If you, O Lord, Heal me…If you, O Lord Save me…
There is a fundamental difference in the healing and salvation of God. God does not just heal and save us from something, but God also saves and heals us to something. I am reminded of a college student who had cancer as a child, and St. Jude Hospital was her salvation because she was healed from her cancer. So, her life of cancer camps, chemo treatments, and long stays in the hospital turned back into normal life…school, homework, graduation and then college where I met her. She struggled. She struggled with seeking attention because she went from the very special child to just another student. She shared with me in private conversation that many of the friends she made in cancer camps had died and so she struggled with survivor remorse. You see, at the end of her journey of healing and salvation was…well, normalcy.
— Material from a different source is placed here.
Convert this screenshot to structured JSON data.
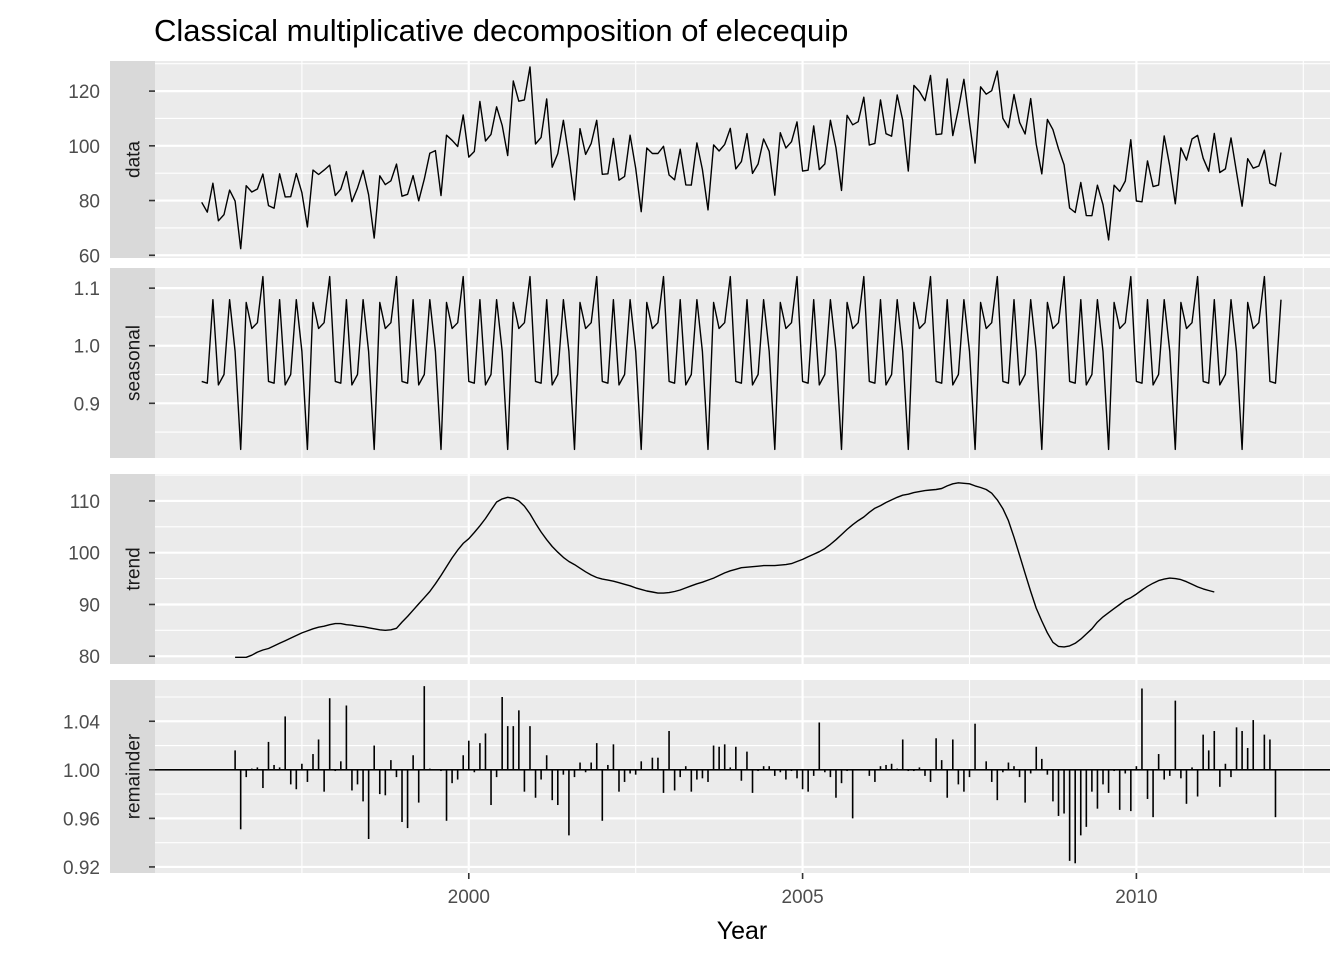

God’s healing and salvation does not end in normalcy. The Bible refers to those who are saved and healed as “children of God,” “masterpiece,” “saints,” “citizens of heaven,” “brothers and sisters,” “priesthood,” and “bride of Christ.” We are healed and saved TO participate in the Kingdom of God…the reign of Jesus Christ, which goes beyond this life into eternal life, and peers above the structure of this world into the spiritual world of heaven. So, with this as a background, we should be able to understand what it means to be TRULY healed and TRULY saved.
I want to share thoughts, insights, and scriptures that lead us in the direction of Christ.